ENQA In A Nutshell
ENQA was first established as the European Network for Quality Assurance in Higher Education in 2000 to promote European cooperation in the field of quality assurance (QA) in higher education. In 2004 it became the European Association for Quality Assurance in Higher Education. Since then, the mission of ENQA has been to contribute significantly to the maintenance and enhancement of the quality of European higher education, and to act as a major driving force for the development of quality assurance across all the Bologna Process signatory countries.
What is ENQA
ENQA is a membership association which represents its members at the European level and internationally. ENQA members are quality assurance organisations from the European Higher Education Area (EHEA) that operate in the field of higher education. The membership criteria of ENQA encompass Part III of the Standards and Guidelines for Quality Assurance in the European Higher Education Area (ESG) and some additional requirements and guidelines. Bodies that do not wish to, or for whatever reason are unable to, apply to become members of ENQA may request affiliate status within ENQA. Affiliates are bona fide organisations or agencies with a demonstrable interest in the quality assurance of higher education.
What does ENQA do?
ENQA’s purposes are essentially threefold:
- to represent its members at the European level and internationally, especially in political decision making processes and in co-operations with stakeholder organisations;
- to function as a think tank for developing quality assurance processes and systems further in the EHEA, and beyond;
- to function as a communication platform for sharing and disseminating information and expertise in quality assurance among members and other interested parties, and towards stakeholders.

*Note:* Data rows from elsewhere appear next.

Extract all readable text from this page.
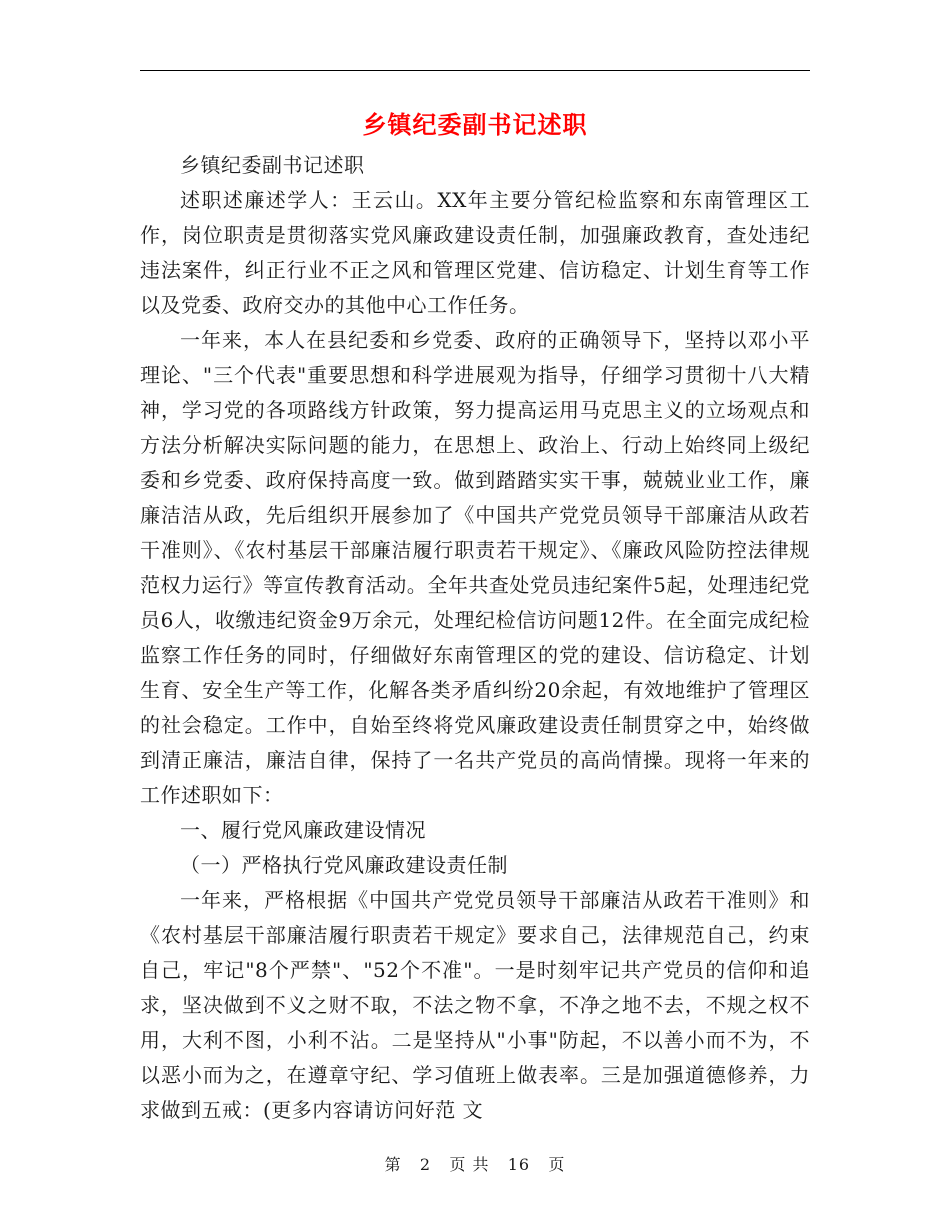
乡镇纪委副书记述职

乡镇纪委副书记述职

述职述廉述学人：王云山。XX年主要分管纪检监察和东南管理区工作，岗位职责是贯彻落实党风廉政建设责任制，加强廉政教育，查处违纪违法案件，纠正行业不正之风和管理区党建、信访稳定、计划生育等工作以及党委、政府交办的其他中心工作任务。

一年来，本人在县纪委和乡党委、政府的正确领导下，坚持以邓小平理论、"三个代表"重要思想和科学进展观为指导，仔细学习贯彻十八大精神，学习党的各项路线方针政策，努力提高运用马克思主义的立场观点和方法分析解决实际问题的能力，在思想上、政治上、行动上始终同上级纪委和乡党委、政府保持高度一致。做到踏踏实实干事，兢兢业业工作，廉廉洁洁从政，先后组织开展参加了《中国共产党党员领导干部廉洁从政若干准则》、《农村基层干部廉洁履行职责若干规定》、《廉政风险防控法律规范权力运行》等宣传教育活动。全年共查处党员违纪案件5起，处理违纪党员6人，收缴违纪资金9万余元，处理纪检信访问题12件。在全面完成纪检监察工作任务的同时，仔细做好东南管理区的党的建设、信访稳定、计划生育、安全生产等工作，化解各类矛盾纠纷20余起，有效地维护了管理区的社会稳定。工作中，自始至终将党风廉政建设责任制贯穿之中，始终做到清正廉洁，廉洁自律，保持了一名共产党员的高尚情操。现将一年来的工作述职如下：

一、履行党风廉政建设情况

（一）严格执行党风廉政建设责任制

一年来，严格根据《中国共产党党员领导干部廉洁从政若干准则》和《农村基层干部廉洁履行职责若干规定》要求自己，法律规范自己，约束自己，牢记"8个严禁"、"52个不准"。一是时刻牢记共产党员的信仰和追求，坚决做到不义之财不取，不法之物不拿，不净之地不去，不规之权不用，大利不图，小利不沾。二是坚持从"小事"防起，不以善小而不为，不以恶小而为之，在遵章守纪、学习值班上做表率。三是加强道德修养，力求做到五戒：(更多内容请访问好范 文

第 2 页 共 16 页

To achieve its objectives, ENQA disseminates information on experience, good practice and new developments in the field of quality assurance in higher education to a wide range of stakeholders: public authorities, higher education institutions, students, and quality assurance agencies. ENQA’s activities comprise events such as conferences, workshops and seminars as well as international quality assurance projects and cooperation activities with stakeholders.
ENQA’s website is a rich source of information QA in Europe. In addition, ENQA produces regularly publications dealing with developments in European quality assurance, such as workshop reports, occasional papers, and a number of statements and position papers (all available free of charge on the website).
How does ENQA work?
ENQA is organised in three bodies. The General Assembly, composed of the representatives of the ENQA member agencies, with affiliates, and stakeholders attending as observers, is the main decision-making body of the Association. As the executive body of ENQA, the Board ensures an effective management of the issues between the annual GA meetings, and is entrusted with the implementation of the ENQA annual work plan together with the Secretariat. The Secretariat takes care of the day-to-day operation and administration of the Association, including its financial management, and implements the Association’s work plan together with the Board.

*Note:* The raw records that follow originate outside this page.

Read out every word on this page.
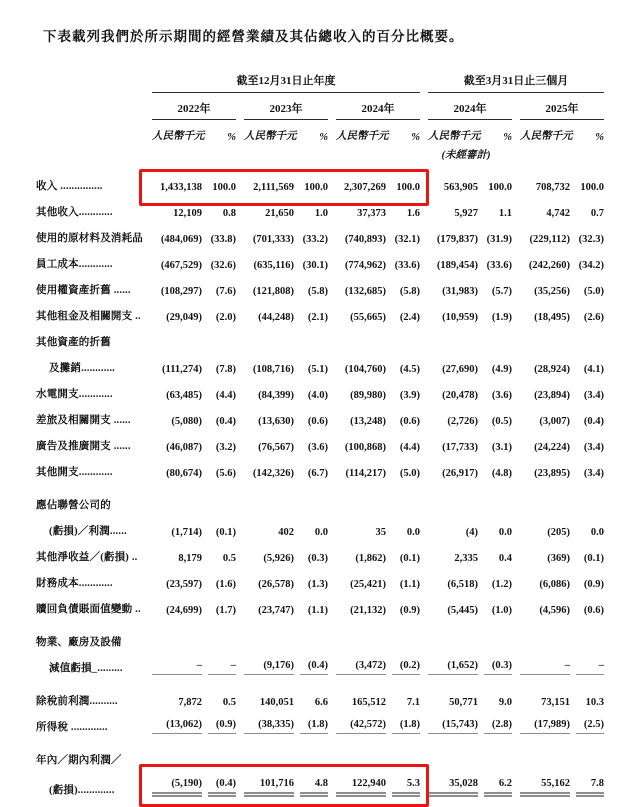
下表載列我們於所示期間的經營業績及其佔總收入的百分比概要。

	截至12月31日止年度						截至3月31日止三個月			

	2022年		2023年		2024年		2024年		2025年	

	人民幣千元	%	人民幣千元	%	人民幣千元	%	人民幣千元	%	人民幣千元	%
							(未經審計)			
收入 ...............	1,433,138	100.0	2,111,569	100.0	2,307,269	100.0	563,905	100.0	708,732	100.0

其他收入............	12,109	0.8	21,650	1.0	37,373	1.6	5,927	1.1	4,742	0.7

使用的原材料及消耗品	(484,069)	(33.8)	(701,333)	(33.2)	(740,893)	(32.1)	(179,837)	(31.9)	(229,112)	(32.3)

員工成本............	(467,529)	(32.6)	(635,116)	(30.1)	(774,962)	(33.6)	(189,454)	(33.6)	(242,260)	(34.2)

使用權資產折舊 ......	(108,297)	(7.6)	(121,808)	(5.8)	(132,685)	(5.8)	(31,983)	(5.7)	(35,256)	(5.0)

其他租金及相關開支 ..	(29,049)	(2.0)	(44,248)	(2.1)	(55,665)	(2.4)	(10,959)	(1.9)	(18,495)	(2.6)

其他資產的折舊										
及攤銷............	(111,274)	(7.8)	(108,716)	(5.1)	(104,760)	(4.5)	(27,690)	(4.9)	(28,924)	(4.1)

水電開支............	(63,485)	(4.4)	(84,399)	(4.0)	(89,980)	(3.9)	(20,478)	(3.6)	(23,894)	(3.4)

差旅及相關開支 ......	(5,080)	(0.4)	(13,630)	(0.6)	(13,248)	(0.6)	(2,726)	(0.5)	(3,007)	(0.4)

廣告及推廣開支 ......	(46,087)	(3.2)	(76,567)	(3.6)	(100,868)	(4.4)	(17,733)	(3.1)	(24,224)	(3.4)

其他開支............	(80,674)	(5.6)	(142,326)	(6.7)	(114,217)	(5.0)	(26,917)	(4.8)	(23,895)	(3.4)

應佔聯營公司的										
(虧損)／利潤......	(1,714)	(0.1)	402	0.0	35	0.0	(4)	0.0	(205)	0.0

其他淨收益／(虧損) ..	8,179	0.5	(5,926)	(0.3)	(1,862)	(0.1)	2,335	0.4	(369)	(0.1)

財務成本............	(23,597)	(1.6)	(26,578)	(1.3)	(25,421)	(1.1)	(6,518)	(1.2)	(6,086)	(0.9)

贖回負債賬面值變動 ..	(24,699)	(1.7)	(23,747)	(1.1)	(21,132)	(0.9)	(5,445)	(1.0)	(4,596)	(0.6)

物業、廠房及設備										
減值虧損_.........	–	–	(9,176)	(0.4)	(3,472)	(0.2)	(1,652)	(0.3)	–	–

除稅前利潤..........	7,872	0.5	140,051	6.6	165,512	7.1	50,771	9.0	73,151	10.3

所得稅 .............	(13,062)	(0.9)	(38,335)	(1.8)	(42,572)	(1.8)	(15,743)	(2.8)	(17,989)	(2.5)

年內／期內利潤／										
(虧損).............	(5,190)	(0.4)	101,716	4.8	122,940	5.3	35,028	6.2	55,162	7.8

ENQA works closely with its key European partner organisations: European University Association (EUA), European Association of Institutions in Higher Education (EURASHE), European Students’ Union (ESU), BusinessEurope and Education International. ENQA is a member of the E4 Group together with EUA, EURASHE and ESU.
ENQA is one of the founding members of EQAR, the European Quality Assurance Register for Higher Education, which was established in 2008 to increase the transparency of quality assurance in higher education across Europe and which publishes and manages a register of quality assurance agencies that substantially comply with the ESG.
What does ENQA believe in?
ENQA acknowledges that the primary responsibility for quality rests with higher education institutions. External quality assurance, for which QA agencies are responsible, fulfils a different need: at its best it combines both accountability for the reassurance of the public and an objective and developmental role for enhancing quality in institutions.
ENQA is committed to respect the fitness for purpose principle (purpose-process alignment) that is at the core of the European dimension of quality assurance.
ENQA is also firmly committed to a continuing cooperation with other quality assurance networks, such as the Central and Eastern European QA Network, the European Consortium for Accreditation, the International Network for Quality Assurance Agencies in Higher Education (INQAAHE), the Nordic Quality Assurance Network in Higher Education (NOQA), the Arab Network for Quality Assurance in Higher Education (ANQAHE) and the Asia-Pacific Quality Network (APQN).
ENQA respects the diversity of European higher education, the diversity of quality assurance and enhancement approaches and measures and the diversity of approaches to setting-up national quality assurance systems.